By Nancy Edwards
A few months ago, there was a significant chance Fishers would adopt a one percent food-and-beverage tax like neighboring cities, Carmel, Noblesville and Westfield.
The proposed tax was expected to generate approximately $1 million per year and, if passed, would have gone toward either reducing the town’s tax property levy or economic development.
The council had two public hearings for residents and businesses to express their support or opposition to the tax.
During a town council meeting held at Fishers Town Hall on Dec. 2, the tax was tabled. The council had until Dec. 31 to approve the tax. It was not approved.
“What it came down to is the property tax relief didn’t resonate (with residents); it wasn’t a big enough impact to make a significant difference,” said Fishers Town Councilor Pete Peterson.
Peterson added that while an economic development deal was a more likely scenario than the property tax relief, the problem was that there was no announcement for a specific improvement.
“There was no reason to vote, (no) economic development plan ready, and everyone was going ‘let’s just let it go,’” he said.
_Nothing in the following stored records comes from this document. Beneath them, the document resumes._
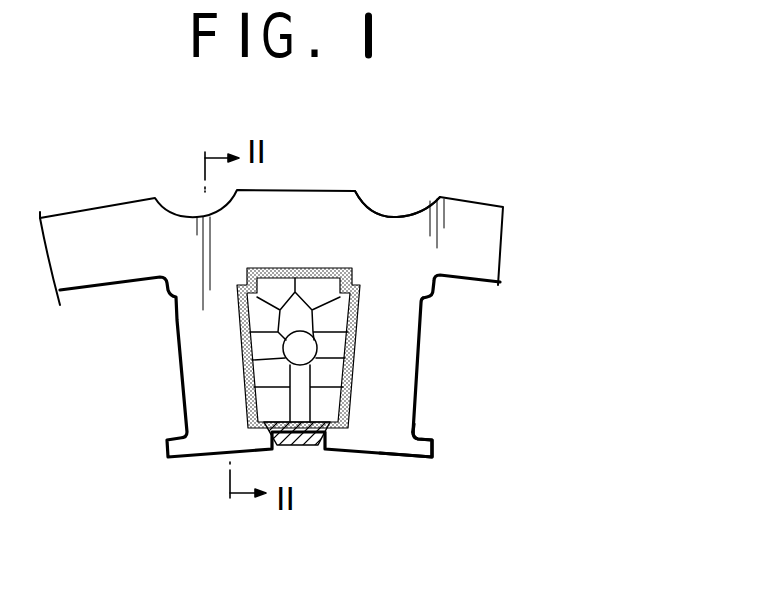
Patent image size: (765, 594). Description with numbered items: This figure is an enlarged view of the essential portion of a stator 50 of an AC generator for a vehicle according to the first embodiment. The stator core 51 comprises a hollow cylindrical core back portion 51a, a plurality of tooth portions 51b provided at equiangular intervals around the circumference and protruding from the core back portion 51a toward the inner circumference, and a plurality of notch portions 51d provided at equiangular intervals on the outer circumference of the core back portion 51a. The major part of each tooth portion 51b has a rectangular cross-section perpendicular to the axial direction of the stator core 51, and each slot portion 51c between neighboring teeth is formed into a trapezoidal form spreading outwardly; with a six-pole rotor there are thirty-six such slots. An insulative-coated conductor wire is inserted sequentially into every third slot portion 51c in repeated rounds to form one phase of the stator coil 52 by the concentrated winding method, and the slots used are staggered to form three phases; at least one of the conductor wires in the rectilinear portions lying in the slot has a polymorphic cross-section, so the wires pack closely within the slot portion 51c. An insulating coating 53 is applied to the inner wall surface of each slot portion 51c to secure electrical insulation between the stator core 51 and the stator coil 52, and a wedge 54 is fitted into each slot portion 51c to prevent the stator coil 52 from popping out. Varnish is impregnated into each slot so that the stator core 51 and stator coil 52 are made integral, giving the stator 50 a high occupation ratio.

The stator 50 is at (579, 168).
The stator core 51 is at (575, 247).
The core back portion 51a is at (480, 263).
The tooth portion 51b is at (402, 323).
The slot portion 51c is at (437, 382).
The notch portion 51d is at (403, 202).
The stator coil 52 is at (262, 352).
The insulating coating 53 is at (247, 407).
The wedge 54 is at (300, 440).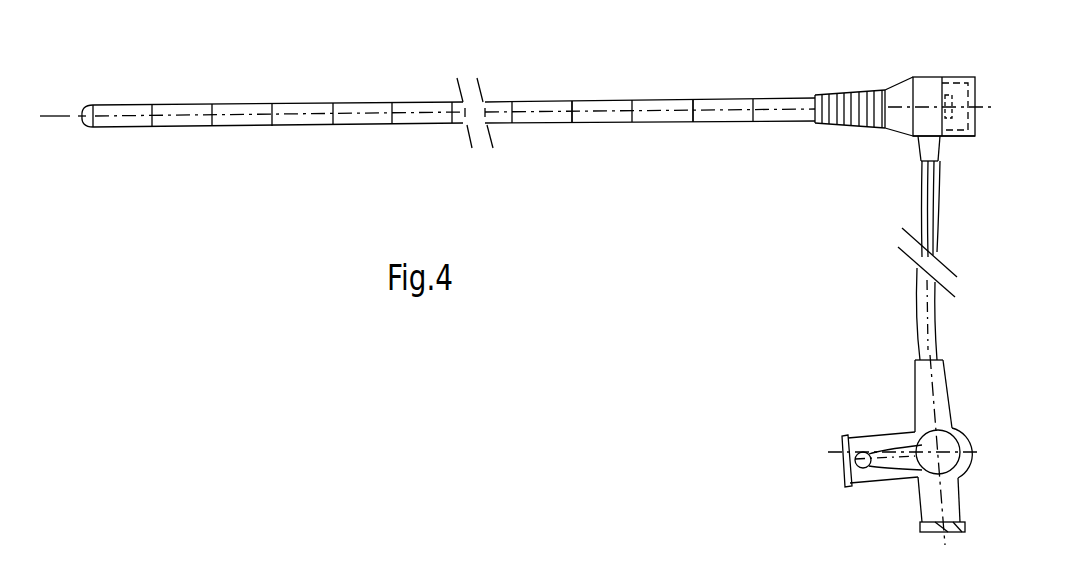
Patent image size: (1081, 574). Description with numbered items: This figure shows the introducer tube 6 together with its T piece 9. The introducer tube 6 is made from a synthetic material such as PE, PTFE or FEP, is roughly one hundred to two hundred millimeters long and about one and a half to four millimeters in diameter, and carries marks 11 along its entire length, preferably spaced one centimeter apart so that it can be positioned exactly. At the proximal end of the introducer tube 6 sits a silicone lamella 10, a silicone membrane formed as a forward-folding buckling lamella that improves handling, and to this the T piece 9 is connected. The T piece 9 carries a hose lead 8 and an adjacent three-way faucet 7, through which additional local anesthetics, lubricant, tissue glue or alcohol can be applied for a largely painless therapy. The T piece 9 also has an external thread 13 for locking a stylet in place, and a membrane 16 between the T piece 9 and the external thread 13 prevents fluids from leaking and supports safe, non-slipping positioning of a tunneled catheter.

Many restaurant owners and managers, including Bob Pollock of Nickel Plate Bar & Grill, are relieved that the tax will not be going through.
“We were somewhat concerned (before) but it seems like there’s always another tax coming from somewhere,” Pollack said. “We’re really happy (now).
Peterson said there is no plan to revive the food-and-beverage tax this year.
Attempts to reach further council members for their reactions were unsuccessful.